Uma rua que bale mais caGaia toda!

Mais umas curvas e contracurvas. Nesta cidade, nunca se “corta à direita” nem à esquerda. Vira-se. Ou melhor: bira-se. Chegámos à Praça da Batalha, onde, outrora, milhares de portuenses viam as novidades da sétima arte. Hoje, o edifício apresenta-se desolado, com marcas visíveis de ruínas. Ficou para a história a herança de uma das mais utilizadas expressões da Invicta, o famoso “Bai no Batalha”, que serve para desarmar o mais capaz dos argumentadores. A páginas tantas, já não sabemos se ainda estamos na praça ou se entrámos na rua que é sala de visitas da cidade, Santa Catarina, a tal que os portuenses, quando querem enervar os seus vizinhos de Gaia, dizem ter mais valor do que todo o concelho da margem sul: “bale mais uma rua no Porto caGaia toda!”. Isso não sabemos. No monopólio, lá está a rua de Santa Catarina, pintada de bermeilho (malandrice que quem adaptou o jogo para o nosso país, mouro, de certeza. Se não, seria azul) e é bem cara.

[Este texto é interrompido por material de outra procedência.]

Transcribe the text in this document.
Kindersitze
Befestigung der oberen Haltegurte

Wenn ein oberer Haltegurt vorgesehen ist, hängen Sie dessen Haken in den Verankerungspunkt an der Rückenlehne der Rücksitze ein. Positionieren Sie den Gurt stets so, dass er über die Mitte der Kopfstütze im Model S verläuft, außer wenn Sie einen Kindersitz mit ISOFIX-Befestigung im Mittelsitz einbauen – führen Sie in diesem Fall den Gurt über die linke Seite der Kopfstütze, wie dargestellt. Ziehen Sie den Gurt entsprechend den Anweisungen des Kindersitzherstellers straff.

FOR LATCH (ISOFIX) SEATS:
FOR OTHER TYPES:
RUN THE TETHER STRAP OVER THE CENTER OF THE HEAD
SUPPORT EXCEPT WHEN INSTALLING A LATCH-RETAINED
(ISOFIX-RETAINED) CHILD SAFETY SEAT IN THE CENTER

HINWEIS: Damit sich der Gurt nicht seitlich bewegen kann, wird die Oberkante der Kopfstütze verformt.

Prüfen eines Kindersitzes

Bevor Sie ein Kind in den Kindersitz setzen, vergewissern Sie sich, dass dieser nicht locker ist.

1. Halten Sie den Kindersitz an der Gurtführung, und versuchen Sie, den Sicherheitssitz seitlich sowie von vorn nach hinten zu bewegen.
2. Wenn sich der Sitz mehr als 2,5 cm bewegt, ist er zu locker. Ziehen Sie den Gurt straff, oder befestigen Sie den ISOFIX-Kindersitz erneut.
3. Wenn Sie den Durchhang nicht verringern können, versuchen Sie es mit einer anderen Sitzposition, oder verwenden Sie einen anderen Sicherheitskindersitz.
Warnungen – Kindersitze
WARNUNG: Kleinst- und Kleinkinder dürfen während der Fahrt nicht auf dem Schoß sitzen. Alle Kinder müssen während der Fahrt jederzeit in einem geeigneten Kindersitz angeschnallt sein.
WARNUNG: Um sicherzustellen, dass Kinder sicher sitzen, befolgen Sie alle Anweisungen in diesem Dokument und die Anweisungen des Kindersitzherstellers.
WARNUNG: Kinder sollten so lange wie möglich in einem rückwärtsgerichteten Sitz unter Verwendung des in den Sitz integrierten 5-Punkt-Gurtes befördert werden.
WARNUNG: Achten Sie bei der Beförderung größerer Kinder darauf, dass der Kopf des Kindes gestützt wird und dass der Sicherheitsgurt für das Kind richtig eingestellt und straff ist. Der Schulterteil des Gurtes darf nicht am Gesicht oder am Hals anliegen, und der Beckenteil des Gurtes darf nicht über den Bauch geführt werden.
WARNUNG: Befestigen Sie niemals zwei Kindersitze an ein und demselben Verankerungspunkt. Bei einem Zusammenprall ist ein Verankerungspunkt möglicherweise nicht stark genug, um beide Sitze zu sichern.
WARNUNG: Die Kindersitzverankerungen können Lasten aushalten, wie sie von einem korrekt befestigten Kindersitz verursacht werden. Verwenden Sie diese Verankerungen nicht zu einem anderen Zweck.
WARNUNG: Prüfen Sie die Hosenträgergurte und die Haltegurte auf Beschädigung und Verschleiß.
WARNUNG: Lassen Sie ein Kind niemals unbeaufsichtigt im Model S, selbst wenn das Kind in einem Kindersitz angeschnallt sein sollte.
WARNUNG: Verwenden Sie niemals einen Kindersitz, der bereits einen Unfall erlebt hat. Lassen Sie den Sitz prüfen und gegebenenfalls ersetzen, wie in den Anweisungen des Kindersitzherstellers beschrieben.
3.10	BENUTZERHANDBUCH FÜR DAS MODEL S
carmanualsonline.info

Terminar à grande e à Francesinha

Já é de noite. A azáfama aumenta e são milhares de cabeças a circular por toda a baixa. Hora de jantar. Onde? Em Sampaio Bruno, no restaurante “A Regaleira”, onde, há cerca de meio século, o senhor Daniel David Silva inventou a Francesinha, prato que se tornou icónico da cidade. Não é para meninos nem para gente que está habituada a gourmês. É coisa forte, molho para homem de barba rija, mas que todos no Porto se habituaram a gostar.

Como qualquer pessoa, portuense ou não, se habitua a gostar da cidade. Dos seus saberes e dos seus sabores. E, como diria outro nativo, por trás das suas lunetas escuras, é “impossível resistir a tanto charme”. É Porto… em bom PORTOguês. Carago.